Alignment of commercial observability tools
Enterprise Strategy Group recommends evaluating commercial observability platforms by their ability to provide the above defined foundation for AI-driven operations management. There are many cross-domain observability platforms available in the market, including offerings from BMC, Datadog, Dynatrace, LogicMonitor, Site24x7, Splunk and Zabbix. Most vendors have started with depth in one IT domain and expanded into others, often by acquisitions, and across the board offer varying degrees of completeness and depth.
Splunk, for instance, started with a core log analytics platform aimed mostly at sys admins and DevOps, but it broadened to cover cloud and networking. It has a heavy emphasis on security, from acquisitions of companies such as Cloudmeter, SignalSense, KryptonCloud and SignalFX. The result is a broadly capable tool that addresses all four pillars of observability to some extent and upon which AI is being applied.
As another example, Zabbix is an open source platform that covers all the primary IT domains and includes a long list of available integrations built by the community. It lacks some of the more advanced capabilities, such as triggered autodiscovery and continuous dependency mapping, however.

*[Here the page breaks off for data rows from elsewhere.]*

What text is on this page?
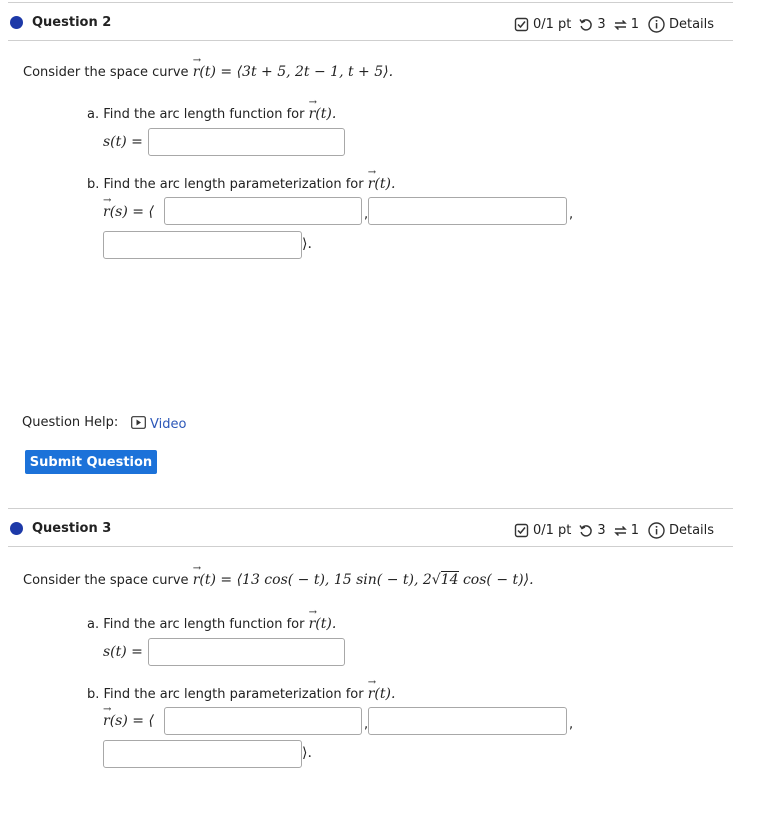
Question 2	0/1 pt 3 1 Details
Consider the space curve → r(t) = ⟨3t + 5, 2t − 1, t + 5⟩.
a. Find the arc length function for → r(t).
s(t) =
b. Find the arc length parameterization for → r(t).
→ r(s) = ⟨	,	,
⟩.
Question Help: Video
Submit Question
Question 3	0/1 pt 3 1 Details
Consider the space curve → r(t) = ⟨13 cos( − t), 15 sin( − t), 2√14 cos( − t)⟩.
a. Find the arc length function for → r(t).
s(t) =
b. Find the arc length parameterization for → r(t).
→ r(s) = ⟨	,	,
⟩.
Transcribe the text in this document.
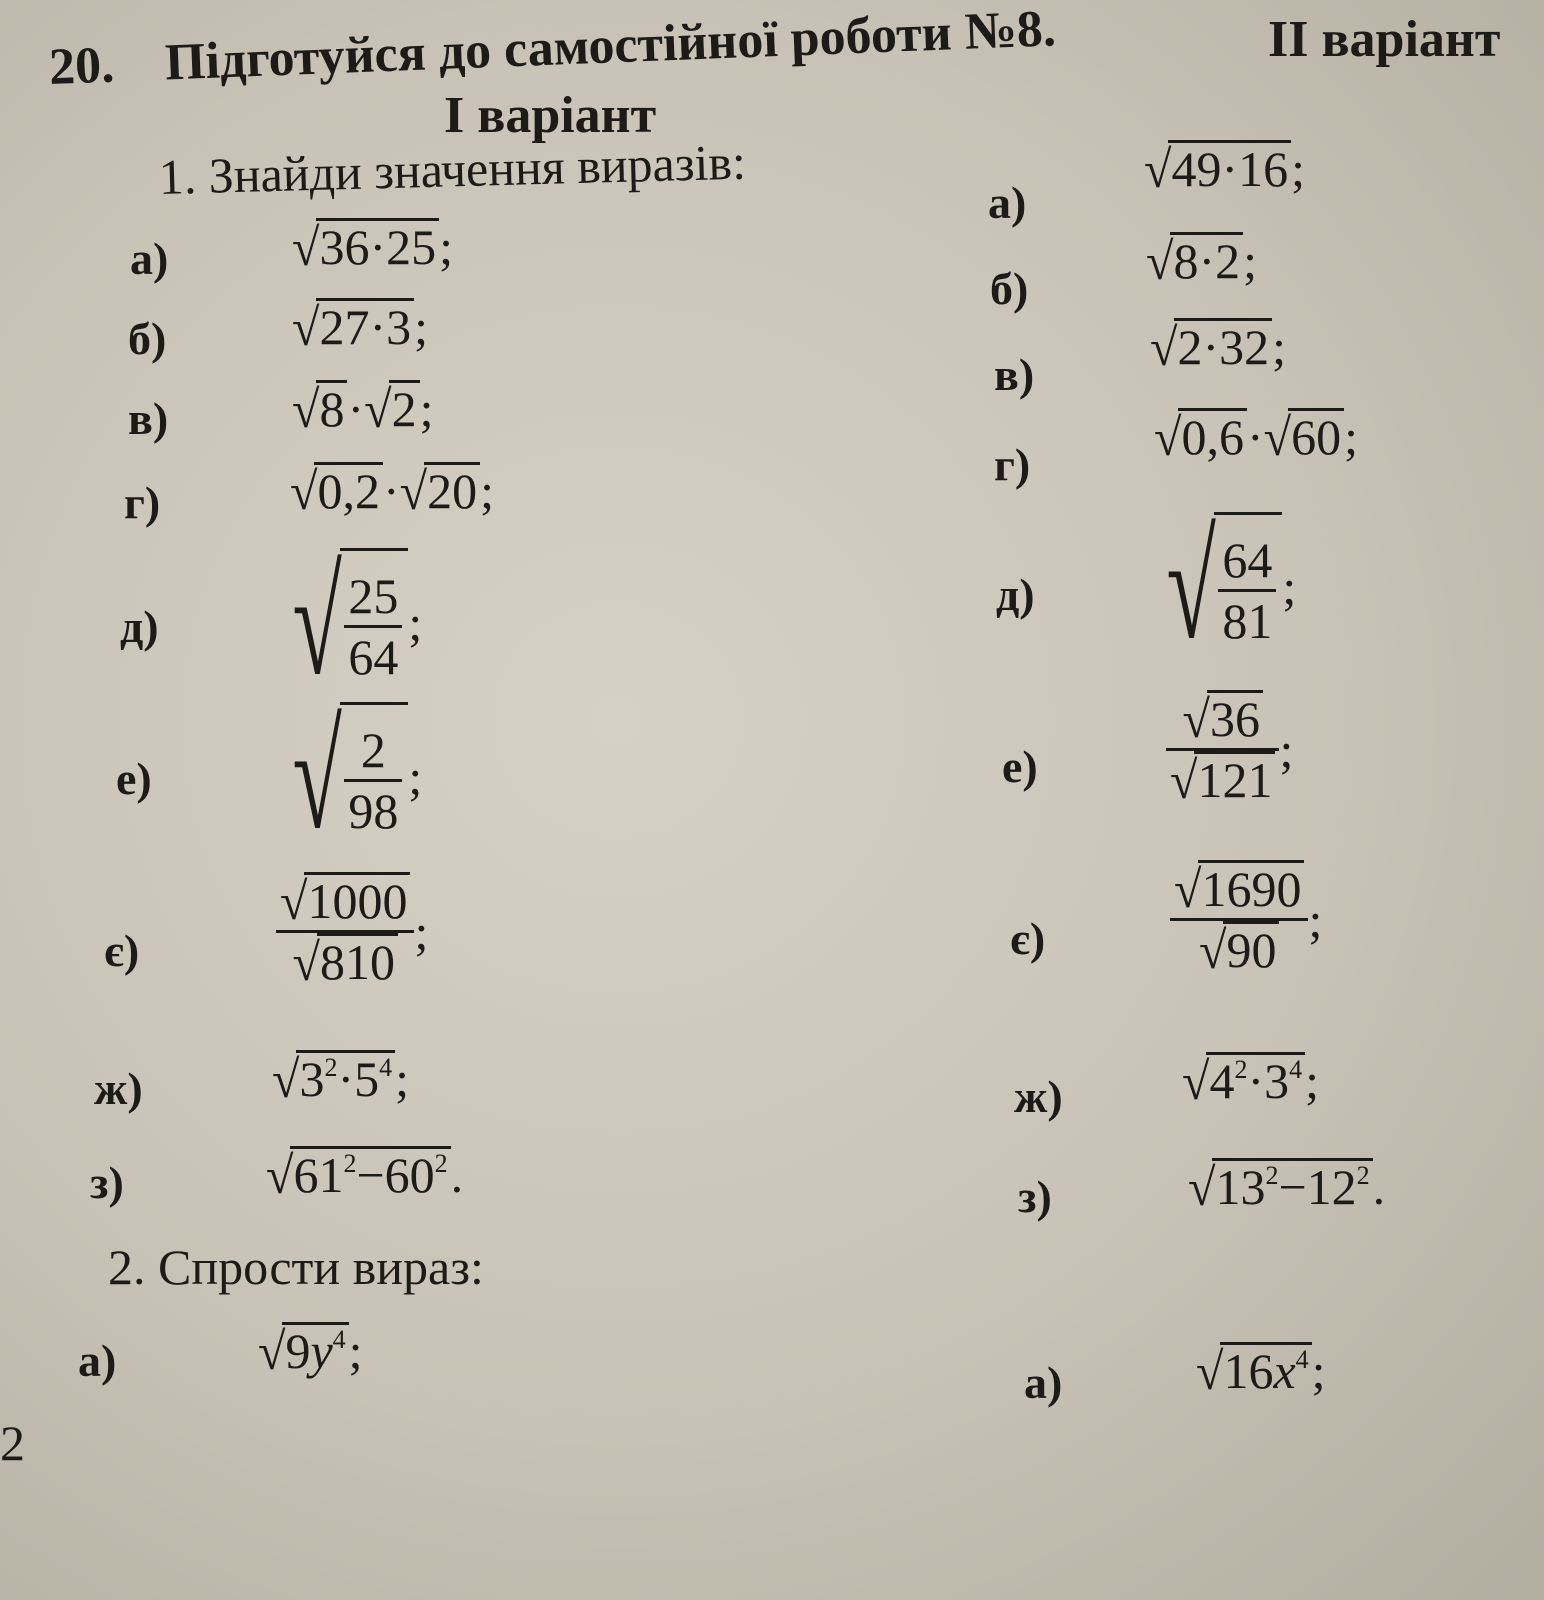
20. Підготуйся до самостійної роботи №8.	ІІ варіант
І варіант
1. Знайди значення виразів:
а) √ 36·25 ;
б)	√ 27·3 ;
в) √ 8 · √ 2 ;
г)	√ 0,2 · √ 20 ;
д) √ $\frac{25}{64}$ ;
е) √ $\frac{2}{98}$ ;
є)	$\frac{√ 1000}{√ 810}$ ;
ж)	√ $3^2\cdot 5^4$ ;
з)	√ $61^2-60^2$ .
а)
√ 49·16 ;
б) √ 8·2 ;
в) √ 2·32 ;
г) √ 0,6 · √ 60 ;
д) √ $\frac{64}{81}$ ;
е)	$\frac{√ 36}{√ 121}$ ;
$є) \frac{√ 1690}{√ 90}$ ;
ж) √ $4^2\cdot 3^4$ ;
з)	√ $13^2-12^2$ .
2. Спрости вираз:
а)	√ $9y^4$ ;
а)	√ $16x^4$ ;
2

LogicMonitor's hybrid observability platform is an example of a unified tool that checks many of the boxes. The platform can automatically monitor diverse environments that can include virtual machines to containers to cloud services, as well as legacy technologies such as mainframes, AS/400 machines and dated Unix OSes. The platform includes more than 3,000 integrations, which enable it to optimize specific parts of the application stack to improve reliability and performance. Monitored assets can live on premises, in private or public clouds, or at edge locations.
LogicMonitor automatically detects the appearance of new infrastructure or application components or entire environments and can dynamically map dependencies of all corporate technology and application assets. That provides the foundation for LogicMonitor's AI assistant, Edwin AI, to offer business-driven insights and automation. Those capabilities can help teams reduce operational complexity and operator workload, while at the same time optimizing cost and performance.
Key learnings on hybrid observability
AI by itself is not sufficient for organizations to optimally align their technology investments with business priorities by utilizing an observability tool. Effective anomaly detection requires a robust baseline of normal system behavior and the ability to recognize subtle deviations across complex, interdependent systems. Without accurate and continuous data collection, dependency mapping and real-time visibility into hybrid environments, AI models can miss crucial context. That can result in false positives or inaccurate diagnoses. Furthermore, autodiscovery ensures that even rapidly changing infrastructure components are incorporated into the monitoring process, keeping AI models relevant and precise.
To unlock the full potential of AI-driven observability, organizations must invest in hybrid observability platforms, intelligent data collection practices, automated discovery and comprehensive dependency mapping. Only by ensuring that these foundational elements are in place can AI provide the actionable insights, automated root cause analysis and proactive issue prevention needed to optimize modern IT environments.
Jim Frey covers networking as principal analyst at TechTarget's Enterprise Strategy Group.
Torsten Volk is principal analyst at TechTarget's Enterprise Strategy Group covering application modernization, cloud-native applications, DevOps, hybrid cloud and observability.
Enterprise Strategy Group is a division of TechTarget. Its analysts have business relationships with technology vendors.